La municipalité de Prague 11 a effectué un grand nombre d’opérations commerciales désavantageuses et les pertes financières de la municipalité ne seront probablement jamais correctement évaluées. Le cas le plus connu impliquait une tentative de vendre une propriété municipale pour une fraction du prix de marché à Tweelingen - une entreprise avec une structure de propriété inconnue et sans antécédent traçable - dans le but de construire un gratte-ciel sous le couvert d’une « revitalisation du parc public ».

Roman Janoušek

Ajoutons que Janeček a des liens démontrables et étroits avec des figures représentant des promoteurs immobiliers (avec qui il a socialisé aux Rallye Paris - Dakar, par exemple), ainsi qu’avec l’ancien maire de Prague Pavel Bém, rendu célèbre par un scandale de corruption déclenché par la fuite d’écoutes téléphoniques de la police de ses communications avec l’influent lobbyiste Roman Janoušek de Prague.

En 2013, Janeček quitta le Parti Civique Démocratique (ODS), principalement en raison d’une forte opposition locale au sujet de ses machinations avec la propriété publique, son implication dans la vente désavantageuse de propriétés municipales, et les activités manifestement corrompues des autorités municipales sous l’égide de l’ODS. De ce fait, l’ODS est devenu pratiquement inéligible dans la municipalité de Prague 11 et, en tant que tel, a cessé de fournir un tremplin viable pour une carrière politique.

Il convient également de noter que, au cours du mandat politique de Janeček, les militants civiques et les politiciens de l’opposition qui critiquèrent les accords suspects et défavorables de l’ODS furent confrontés à des intimidations de type mafieuses. L’actuel maire de Prague 11, ancien chef de l’opposition Jiří Styler, fut attaqué dans sa maison par un homme inconnu et battu jusqu’à qu’il perde connaissance ; il finit à l’hôpital avec une blessure à la tête et le nez cassé. Avant cela, il avait été soumis à la surveillance de l’agence de sécurité ABL, probablement sur les ordres du maire ODS de Prague 11 maire et copain de Jiří Janeček, Dalibor Mlejnský.

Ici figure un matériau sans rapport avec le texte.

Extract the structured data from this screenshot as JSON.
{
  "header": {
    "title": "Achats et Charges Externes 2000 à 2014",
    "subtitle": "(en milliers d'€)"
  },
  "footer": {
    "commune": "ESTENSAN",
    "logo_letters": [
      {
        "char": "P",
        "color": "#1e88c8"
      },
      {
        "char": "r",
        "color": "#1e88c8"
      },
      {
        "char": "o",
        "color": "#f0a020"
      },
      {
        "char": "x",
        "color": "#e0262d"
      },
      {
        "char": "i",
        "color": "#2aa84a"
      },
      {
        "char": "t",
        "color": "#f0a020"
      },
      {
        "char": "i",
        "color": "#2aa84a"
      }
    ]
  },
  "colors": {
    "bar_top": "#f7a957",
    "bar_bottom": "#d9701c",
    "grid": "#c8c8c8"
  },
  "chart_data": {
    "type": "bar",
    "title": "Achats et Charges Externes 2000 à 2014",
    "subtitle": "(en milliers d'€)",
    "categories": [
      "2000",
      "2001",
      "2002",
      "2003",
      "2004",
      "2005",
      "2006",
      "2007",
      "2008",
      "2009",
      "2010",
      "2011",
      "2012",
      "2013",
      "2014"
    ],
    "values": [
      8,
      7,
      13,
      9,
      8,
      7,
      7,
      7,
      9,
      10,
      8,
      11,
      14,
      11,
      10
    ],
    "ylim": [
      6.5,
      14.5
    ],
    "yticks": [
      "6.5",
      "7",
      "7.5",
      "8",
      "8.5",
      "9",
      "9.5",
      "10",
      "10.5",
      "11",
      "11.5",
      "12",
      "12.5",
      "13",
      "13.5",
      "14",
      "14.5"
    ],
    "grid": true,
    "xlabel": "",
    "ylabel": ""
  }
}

Le but de cette surveillance était surement de trouver du matériel compromettant. Les séries d’attaques contre des politiciens de l’opposition et des militants incluaient également des pneus d’automobile crevés et des pare-brises cassés.

En 2012, les médias ont rapporté que Jiří Janeček cherchait à récupérer de l’argent qu’il aurait prêté à l’entrepreneur Eva Krenčí. Mme Krejčí réplica qu’elle avait déjà remboursé sa dette, comme il s’avéra au cours des procédures judiciaires que Janeček avait violé la loi à plusieurs reprises, et Mme Krejčí avait perçu une commission publique de la part de la municipalité pendant le mandat de conseiller municipal de Janeček.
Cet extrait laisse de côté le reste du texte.